23 Aug The World As It Really Is
IMAGINE: IT’S YOUR first time going through a normal day of being a human being. You’re not from this planet — but you’ve been placed in a human body and feel what humans feel, experience what they experience, and see what they see.
You can discern what’s taking place, but the meaning has been stripped. How would everything seem? It’s a dark and cloudy day. The sky extends in waves of grey, further and further until the details of the clouds lose their edges which the eye can no longer perceive. You might feel a drop of rain on the tip of your nose, causing you to stop, dazed, wondering what had happened.
You look up and feel the rain fall from the sky, and perhaps a tear would form in your eye, and you wonder why.
What is this miracle? The same water that falls from some unknown place up above rises from the depths of your being. It’s released in pure emotion as if it’s being drawn out of you. Damn, it feels good to cry. We can’t make it happen, for it’s an energy that’s evoked.
Maybe you’d smile at this foreign occurrence, believing that you possess the same capacity as the earth to produce the gift of rain. You believe you’re just as beautiful as that grey and somber sky.
You walk past people on the street — people who look like you, walk like you, talk like you, at least in a sense; they talk with their mouths, with their hands, with their eyes. You might not know what to say, so you smile. As big as you can.
It comes naturally and without suppression, for you let your need to communicate flow freely. You want to interact, talk with these other creatures; and you may, for you’ve been given the gift of speech. A joyful hello! comes from an an unexplainable source within you, and the other human smiles back. Their eyes change, their face shifts — something in them comes alive, ignites, as it does in you.
The rain falls harder; you put your arms out by your sides and embrace this gift, for it makes the earth smell sweet and strange, it makes the streets glisten and the colors of the buildings darken. Your senses are unequivocally alive; they simply want something to latch onto, a sight, a sound, something to perpetuate this moment of awakening.
You see people through the dampened window of a coffee shop; they’re talking and exuding warmth. You can feel it through the walls.
As you look up into the waning light of the sky, you close your eyes, overwhelmed with joy, bliss, and peace.
Your eyes open. You’re in bed, and the sun is barely perceptible beyond the cloak of the curtain. You’re back in your body; the creak in your limbs that’s been there for years is noticeable. Confusion creeps into your being as the thoughts bombard your consciousness. What did I just feel? You wonder. It felt so real… because it is.

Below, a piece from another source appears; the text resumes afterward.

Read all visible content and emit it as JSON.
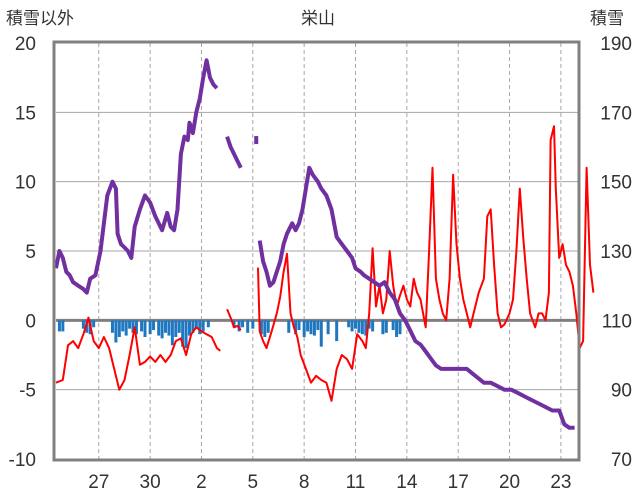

At what point does the incomprehensible become trivial? Life — this incredible gift of being — becomes routine as our days, each a chord in the song of our lives, blend into one low hum. There’s a part of each of us that longs for the same thing, a release from the confines of our self.
Within these confines, each day is trivial, instead of miraculous. Every painful moment drags us down instead of making us dig deeper. Perhaps we feel we can’t share in the beauty of being alive, because to truly appreciate what’s happening here would seem abnormal. We want to fit in, blend in, and act as if we don’t feel hurt, broken, weak. But we do — we all do in some capacity.
There is something all of us experience which is the same for all human beings, but which nevertheless is seldom conveyed apart from in the private sphere,
writes Norwegian author Karl Ove Knausgaard in Book Six of his My Struggle series.
All of us encounter difficulties at some point in our lives… These things are not represented, and seem not to exist, or else to exist only as a burden that each of us must bear on our own.
The My Struggle series by Karl Ove Knausgaard changed my life, specifically this quote which to me was the essence of the entire series. There’s nothing that makes Karl Ove Knausgaard particularly exceptional. There’s no reason he should have written a six-part 3,600 page series — but he did — he writes about everyday life in such a compelling way, I couldn’t put the books down.
He summarized this notion and his style of writing, but more so his way of seeing the world, in an interview with PBS. Autumn is the first of a four-book-series that parallels the seasons. While My Struggle is acutely introspective, he writes to his unborn daughter to describe the temporal details of the world in this series.
I wanted to write about the simple pleasures of life,
Knausgaard says in an interview with PBS back in 2017 around the launch of Autumn.
I want her to see the complexity of the world and that everything is somehow valuable. When I would sit in front of something and wanted to write about it, for instance, a toothbrush, there’s not much to say about it. But then you start to write, and something happens, things open up, and you see it’s loaded with meaning.
Knausgaard truly made me believe I could be a writer, if only to try and capture that daily endeavor to see every little thing we do as miraculous. Without a doubt, I get caught up in the trivialities of every day life just as much as anybody. But then, when I feel a drop of rain or I hear a bird chirping before the sun rises in the morning, it hits me.
We are all a part of something mysterious, beautiful and real. We are all undergoing the human experience where every single day is an opportunity to explore the world and who we are as people.
Life isn’t always simple, but it can be simplified. What would happen if we shifted our perspective to see the day through a brand new set of eyes? What would happen if we shared what’s on our mind, if we let it out — the pain, the joy, the fears, the music in our souls.
We might see the world for what it truly is.